Kingsmen Creatives Ltd - Annual Report 2015 - page 55

2.
Summary of significant accounting policies (cont’d)
Employee benefits
Contributions to defined contribution retirement benefit plans are recorded as an expense as they fall due. The Group’s
legal or constructive obligation is limited to the amount that it agrees to contribute to independently administered funds,
such as the Central Provident Fund in Singapore and the Employees Provident Fund in Malaysia. For employee leave
entitlement, the expected cost of short-term employee benefits in the form of compensated absences is recognised in
the case of accumulating compensated absences, when the employees render service that increases their entitlement
to future compensated absences; and in the case of non-accumulating compensated absences, when the absences
occur. A liability for bonuses is recognised where the Group is contractually obliged or where there is constructive
obligation based on past practice.
Share-based compensation
Benefits to employees are also provided in the form of share-based payment transactions, whereby employees
render services in exchange for shares. As there is no vesting period, the fair value of the employee services rendered
is measured by reference to the fair value of the shares granted on the date of the grant which is expected to be the
prevailing market price per share on the date of grant multiplied by the number of shares under each grant. This fair
value amount is charged to profit or loss on the date of grant as an expense in the Group’s income statement with a
corresponding adjustment to the share capital account when new shares are issued, or to treasury shares account when
treasury shares are re-issued to the employees.
Income tax
Income taxes are accounted for using the asset and liability method that requires the recognition of taxes payable or
refundable for the current year and deferred tax liabilities and assets for the future tax consequence of events that have
been recognised in the financial statements or tax returns. The measurements of current and deferred tax liabilities and
assets are based on provisions of the enacted or substantively enacted tax laws at the end of each reporting period; the
effects of future changes in tax laws or rates are not anticipated. Tax expense/(tax income) is the aggregate amount
included in the determination of profit or loss for the reporting period in respect of current tax and deferred tax. Current
and deferred taxes are recognised as income or as an expense in profit or loss unless the tax relates to items that are
recognised in the same or a different period outside profit or loss. For such items recognised outside profit or loss, the
current tax and deferred tax are recognised (a) in other comprehensive income if the tax is related to an item recognised
in other comprehensive income and (b) directly in equity if the tax is related to an item recognised directly in equity.

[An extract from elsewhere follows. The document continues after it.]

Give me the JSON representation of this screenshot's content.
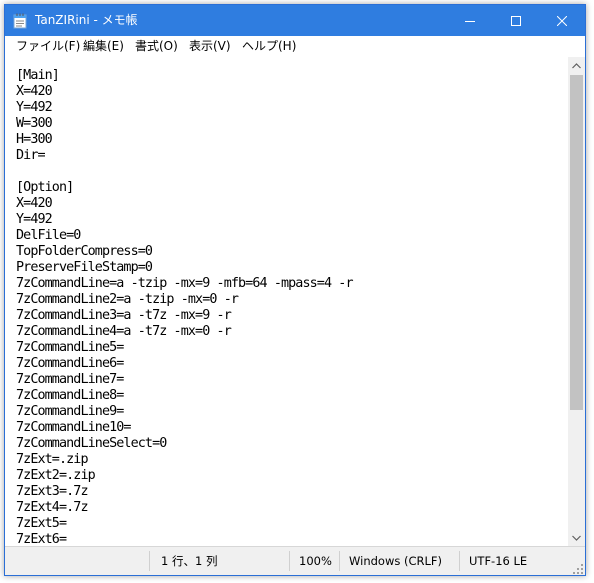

Deferred tax assets and liabilities are offset when they relate to income taxes levied by the same income tax authority.
The carrying amount of deferred tax assets is reviewed at the end of each reporting period and is reduced, if necessary,
by the amount of any tax benefits that, based on available evidence, are not expected to be realised. A deferred tax
amount is recognised for all temporary differences, unless the deferred tax amount arises from the initial recognition
of an asset or liability in a transaction which (i) is not a business combination; and (ii) at the time of the transaction,
affects neither accounting profit nor taxable profit/(tax loss). A deferred tax liability or asset is recognised for all taxable
temporary differences associated with investments in subsidiaries and associates except where the Group is able to
control the timing of the reversal of the taxable temporary difference and it is probable that the taxable temporary
difference will not reverse in the foreseeable future or for deductible temporary differences, they will not reverse in the
foreseeable future and they cannot be utilised against taxable profits.